Woerth, who is treasurer of the ruling centre-right UMP party and was treasurer of Sarkozy’s 2007 campaign, denied taking a single euro in illegal donations.
The minister is leading a major pensions reform and is a key ally of the President, whose approval rating hit an all-time low of 26 per cent last week amid sleaze allegations involving several ministers.
Two junior ministers had resigned on Sunday after being accused of wasting taxpayers’ money on cigars and a private jet.
French law limits donations to parties to 7,500 euros per person per year. Only 150 euros may be given in cash.
Claire T. said she had not handed the money to Woerth personally but had given it to Bettencourt’s wealth manager, who had told her he would make the handover.
Woerth’s wife worked for the wealth manager until last month.
Mediapart, which broke news last month of secret recordings of conversations between Bettencourt and her wealth manager, quoted the bookkeeper as saying Sarkozy had been one of several politicians who regularly received envelopes of cash directly from the billionairess and her late husband while Sarkozy was mayor of the Paris suburb of Neuilly in the 1980s and 90s.

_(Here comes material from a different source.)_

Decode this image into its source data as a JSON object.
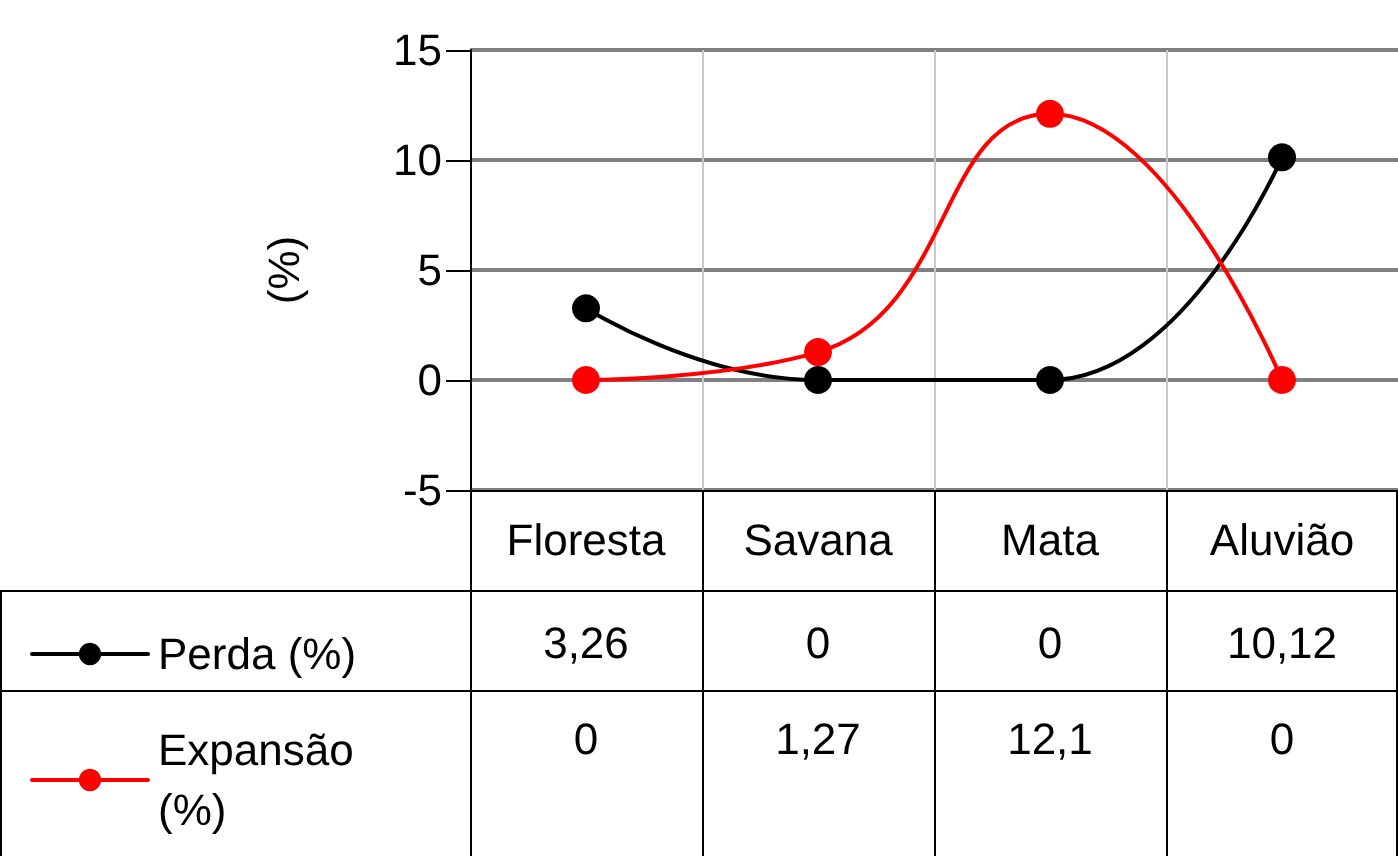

Asked about this allegation, an official in Sarkozy’s office said: “That’s totally false.”
Mediapart quoted Claire T. as saying she had collected large sums in cash from a bank in Paris’s 16th district over many years, which the Bettencourts used to give to politicians who visited them at their villa in the exclusive suburb.
“Politicians were constantly marching through the house, especially at election time .... They all came to pick up their envelopes, sometimes as much as 100,000 euros, or even 200,000 euros,” the bookkeeper was quoted as saying.
She said Sarkozy had been a regular visitor when he was mayor, and she had overheard their conversations because the Bettencourts were quite deaf and he had to speak loudly.
“Nicolas Sarkozy used to get his envelope too. It happened in one of the little ground floor salons next to the dining room. It usually happened after the meal,” Mediapart quoted Claire T. as saying. “Again, everyone in the house knew that Sarkozy too went to see the Bettencourts to pick up money.”